Can the strategy survive Bitcoin’s crash? The risky capital model is under audit

Microstrategy Incorporated, which was recently renamed in the name of the strategy, is the largest owner of the company in the Bitcoin, which was purchased 528185 BTC at an average price of $ 67,458, at the cost of the total acquisition of 35.63 billion dollars.
As of April 2025, the value of Bitcoin’s possessions is about $ 41.3 billion, with the latest purchase of 22.048 BTC for $ 1.92 billion on March 30 at $ 86,969 per BTC. Bitcoin is now major assets for studying the treasury in the strategy, and it becomes BTC’s return – a major performance indicator that measures Bitcoin per share – 11 % YTD during the first quarter, with a goal of 15 % annually to 2027.
Microstrategy SEC file
SEC files recently indicate the fluctuations that come with the strategic Bitcoin model. During the first quarter of 2025, the company lost an unrealized loss of $ 5.91 billion resulting from the price drop to 77351 dollars, which was compensated with a tax rate of $ 1.69 billion.
The company’s capital structure consists of $ 8.65 billion collected in the form of royal and debt rights since 2020, to finance the continuous acquisitions of bitcoin. The most prominent of $ 2 billion in February 2025 was using zero -zero -transfer notes that are scheduled for 2030. The strategy was also with the script (STRK) shares offered during the fourth quarter of 2024 and raised 584 million dollars.
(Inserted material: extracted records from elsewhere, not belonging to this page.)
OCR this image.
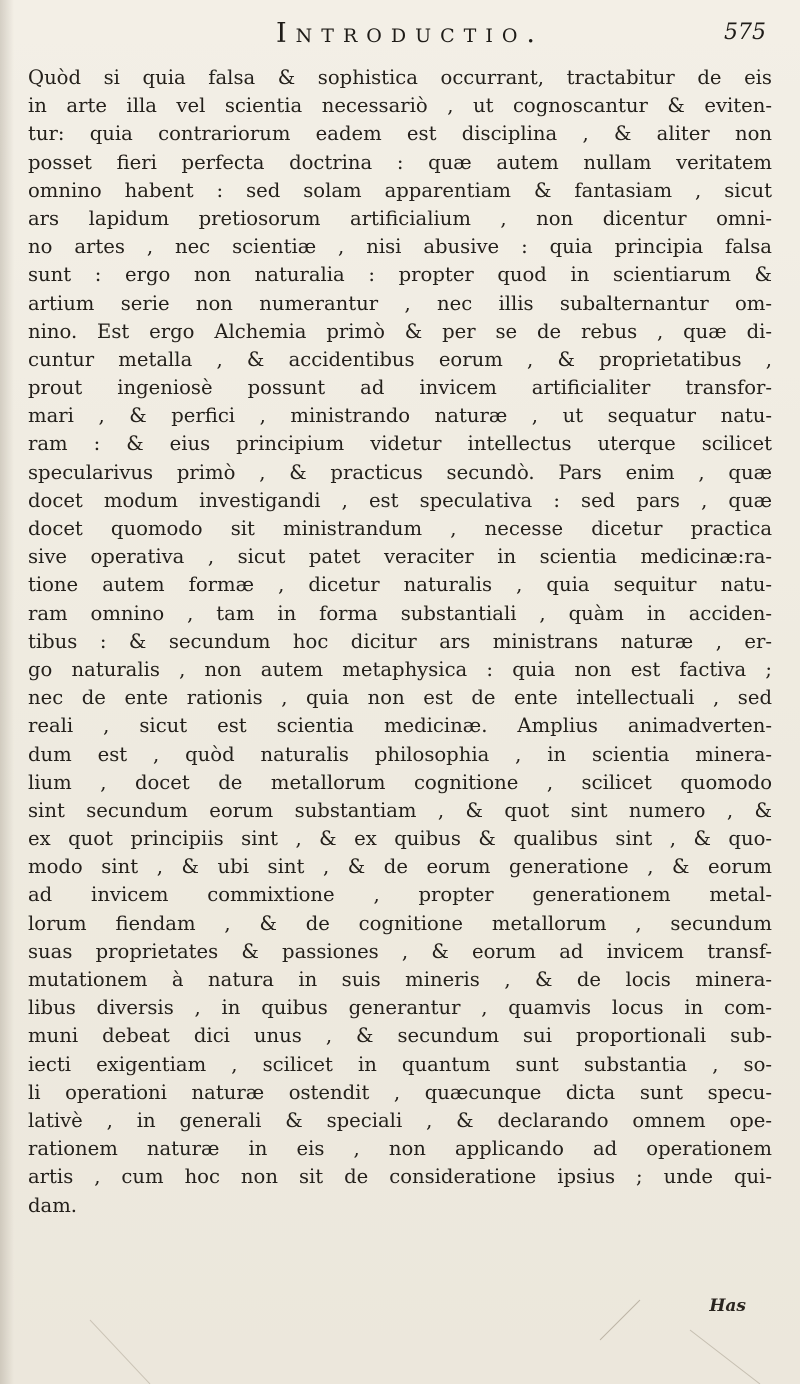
Introductio.	575
Quòd si quia falsa & sophistica occurrant, tractabitur de eis
in arte illa vel scientia necessariò , ut cognoscantur & eviten-
tur: quia contrariorum eadem est disciplina , & aliter non
posset fieri perfecta doctrina : quæ autem nullam veritatem
omnino habent : sed solam apparentiam & fantasiam , sicut
ars lapidum pretiosorum artificialium , non dicentur omni-
no artes , nec scientiæ , nisi abusive : quia principia falsa
sunt : ergo non naturalia : propter quod in scientiarum &
artium serie non numerantur , nec illis subalternantur om-
nino. Est ergo Alchemia primò & per se de rebus , quæ di-
cuntur metalla , & accidentibus eorum , & proprietatibus ,
prout ingeniosè possunt ad invicem artificialiter transfor-
mari , & perfici , ministrando naturæ , ut sequatur natu-
ram : & eius principium videtur intellectus uterque scilicet
specularivus primò , & practicus secundò. Pars enim , quæ
docet modum investigandi , est speculativa : sed pars , quæ
docet quomodo sit ministrandum , necesse dicetur practica
sive operativa , sicut patet veraciter in scientia medicinæ:ra-
tione autem formæ , dicetur naturalis , quia sequitur natu-
ram omnino , tam in forma substantiali , quàm in acciden-
tibus : & secundum hoc dicitur ars ministrans naturæ , er-
go naturalis , non autem metaphysica : quia non est factiva ;
nec de ente rationis , quia non est de ente intellectuali , sed
reali , sicut est scientia medicinæ. Amplius animadverten-
dum est , quòd naturalis philosophia , in scientia minera-
lium , docet de metallorum cognitione , scilicet quomodo
sint secundum eorum substantiam , & quot sint numero , &
ex quot principiis sint , & ex quibus & qualibus sint , & quo-
modo sint , & ubi sint , & de eorum generatione , & eorum
ad invicem commixtione , propter generationem metal-
lorum fiendam , & de cognitione metallorum , secundum
suas proprietates & passiones , & eorum ad invicem transf-
mutationem à natura in suis mineris , & de locis minera-
libus diversis , in quibus generantur , quamvis locus in com-
muni debeat dici unus , & secundum sui proportionali sub-
iecti exigentiam , scilicet in quantum sunt substantia , so-
li operationi naturæ ostendit , quæcunque dicta sunt specu-
lativè , in generali & speciali , & declarando omnem ope-
rationem naturæ in eis , non applicando ad operationem
artis , cum hoc non sit de consideratione ipsius ; unde qui-
dam.
Has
Despite the fluctuations, the company’s total bitcoin contract remains in a profit with a 14.62 % uniform increase. Its software sector is still behind the knees, with $ 120.7 million in the revenue of the fourth quarter 2024, a 3 % decrease on an annual basis, and a failure to produce positive operational cash flow. The company relies heavily on financing for its processes and acquisitions on Bitcoin, after it divided 10 against 1 in July 2024 to increase the availability of shares.
The risk of liquidation is contained at the present time. With 8.2 billion dollars in unprecedented loans and the lack of guaranteed bitcoin loans, the strategy can pay all its debts by selling 15 % of BTC at the current market prices.
Bitcoin through stocks
Voting CEO Michael Celor guarantees 46.8 % the continuation of the first Bitcoin strategy, and even confirms the price of bitcoin to sale.
It has been indicated that the stock-based money transfer strategy and debt offer-by using stock version and BTC purchase notes. “An infinite money defect.” The strategy purchases an additional Bitcoin by issuing stocks and notes at a premium price, leading to BTC and MSTR arrow to the top.
This model depends on investor faith and bitcoin estimation. Any extended decrease in Bitcoin may test its ability to raise capital or service of his obligations.
Critics refer to central risks, potential tax burdens on $ 18 billion of unrealized gains, and organizational attention from organizations such as SEC. Meanwhile, the company’s share witnessed a 336 % jump in 2024, although it decreased by 55 % of a height of $ 543 in November to $ 250 by February 2025.
In short, Bitcoin’s aggressive approach to strategy continues to provide returns, but with a high risk of exposure to market fluctuations, debt risk, and organizational issues. Its success will depend on the long -term Bitcoin direction and Silor’s commitment to the talisman on the “Never Bell” talisman.